Na fita, há momentos nos quais o público fica condicionado a torcer por determinada pessoa. Os minutos se passam e instantes depois o próprio público se vê vibrando pelo personagem oposto. Essa constante inversão de sentimentos é proposital, pois é desse jeito na vida. Nada está como era ou foi. Tudo se troca a todo segundo, sem pensar. Ninguém tem pena de ninguém, apesar de “Perto Demais” essas sensações parecerem normais. E não são. Ajoelham-se todos nessa questão. Palavras medidas não é o forte de Nichols, vide o já citado “A Primeira Noite de um Homem”. No filme de 2005, esse lado sincero ao extremo continua. Ainda bem. E, mesmo com todas essas comprovações elogiosas, a Academia cometeu a injustiça de deixá-lo fora de categorias importantes como diretor e filme. Teve, por merecimento, indicações de ator e atriz coadjuvantes para Owen e Natalie, ambos a princípio favoritos, pois levaram o Globo de Ouro deste ano. A atriz havia participado antes das duas películas de “Guerra nas Estrelas” (1999 e 2002 e estará no terceiro, que estreará em maio deste ano). Clive foi Arthur em “Rei Arthur” (2004).
“Perto Demais” é um filme sobre a vida. E só.
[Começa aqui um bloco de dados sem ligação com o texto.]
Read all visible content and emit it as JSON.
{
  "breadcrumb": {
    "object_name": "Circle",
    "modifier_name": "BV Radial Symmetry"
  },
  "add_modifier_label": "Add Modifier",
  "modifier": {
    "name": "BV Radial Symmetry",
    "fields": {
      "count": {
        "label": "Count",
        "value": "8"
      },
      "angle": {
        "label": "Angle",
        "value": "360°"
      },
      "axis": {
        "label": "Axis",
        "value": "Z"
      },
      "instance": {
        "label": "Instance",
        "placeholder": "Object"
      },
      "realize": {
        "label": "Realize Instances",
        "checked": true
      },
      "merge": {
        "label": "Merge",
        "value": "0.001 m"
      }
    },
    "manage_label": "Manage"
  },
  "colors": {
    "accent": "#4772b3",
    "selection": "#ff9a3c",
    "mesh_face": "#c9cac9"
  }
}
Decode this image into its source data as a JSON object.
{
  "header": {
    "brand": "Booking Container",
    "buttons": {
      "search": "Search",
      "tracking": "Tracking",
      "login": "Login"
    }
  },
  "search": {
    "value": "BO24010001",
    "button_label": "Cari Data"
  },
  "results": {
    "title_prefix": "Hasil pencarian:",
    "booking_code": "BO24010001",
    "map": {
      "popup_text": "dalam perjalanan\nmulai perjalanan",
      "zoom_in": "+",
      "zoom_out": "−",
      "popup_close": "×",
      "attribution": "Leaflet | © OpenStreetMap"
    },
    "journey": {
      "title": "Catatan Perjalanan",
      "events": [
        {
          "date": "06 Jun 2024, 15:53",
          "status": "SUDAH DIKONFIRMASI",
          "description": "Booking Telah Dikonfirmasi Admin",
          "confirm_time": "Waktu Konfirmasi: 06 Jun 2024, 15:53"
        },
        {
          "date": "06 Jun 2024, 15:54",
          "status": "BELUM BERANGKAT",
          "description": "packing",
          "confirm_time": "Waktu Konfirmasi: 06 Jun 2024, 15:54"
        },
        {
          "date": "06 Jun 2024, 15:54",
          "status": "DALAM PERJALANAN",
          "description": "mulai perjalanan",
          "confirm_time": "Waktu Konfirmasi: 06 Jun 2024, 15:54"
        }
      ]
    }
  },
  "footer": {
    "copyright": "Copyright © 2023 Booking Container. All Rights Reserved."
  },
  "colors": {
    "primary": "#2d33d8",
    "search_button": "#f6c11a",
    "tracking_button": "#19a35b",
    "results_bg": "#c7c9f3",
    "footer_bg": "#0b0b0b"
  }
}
Assim como “Encontros e Desencontros” (2004) e “Harry & Sally – Feitos um para o Outro” (1989), a trama de Mike está num rol especial, singelo, de olhares trocados, beijos correspondidos (ou não). Amar, aqui, é verbo intransitivo sem rodeios. Se magoar alguém é inevitável, que seja então, e o mais rápido possível, para que o outro sofra o menos possível. Às vezes não dá. E vem as lágrimas. A dor da separação pode ser irreparável. Nem tanto em alguns casos. Dos personagens de “Perto Demais” (“Closer”, no título original) isso é corriqueiro e recorrente. O destino encaminha-os para lugares esperados. Advoga por eles. Se existe ou não, creia-se nele ou não, o destino aparece. Aliás, isso são coisas que acontecem... Diariamente, pessoas vão e vem, não usam seus olhos para avistarem o vizinho. Retaliações são comuns. Quem se gosta alegra o outro. É só notar os casais desta fita. Marasmo inexplicável. Nichols retirou talento até a última gota dos quatro profissionais. Soube explorar o que cada um tinha de melhor. Arrastou-os para gestos que ele desejava. Conseguiu o primor.
Assistir “Perto Demais” é como se fosse andar por aí e topar com gente como eu, você, pelas ruas, andando e costurando nossas biografias. Cada qual com seus problemas, dúvidas, paixões. Os dias passam... A vida é curta.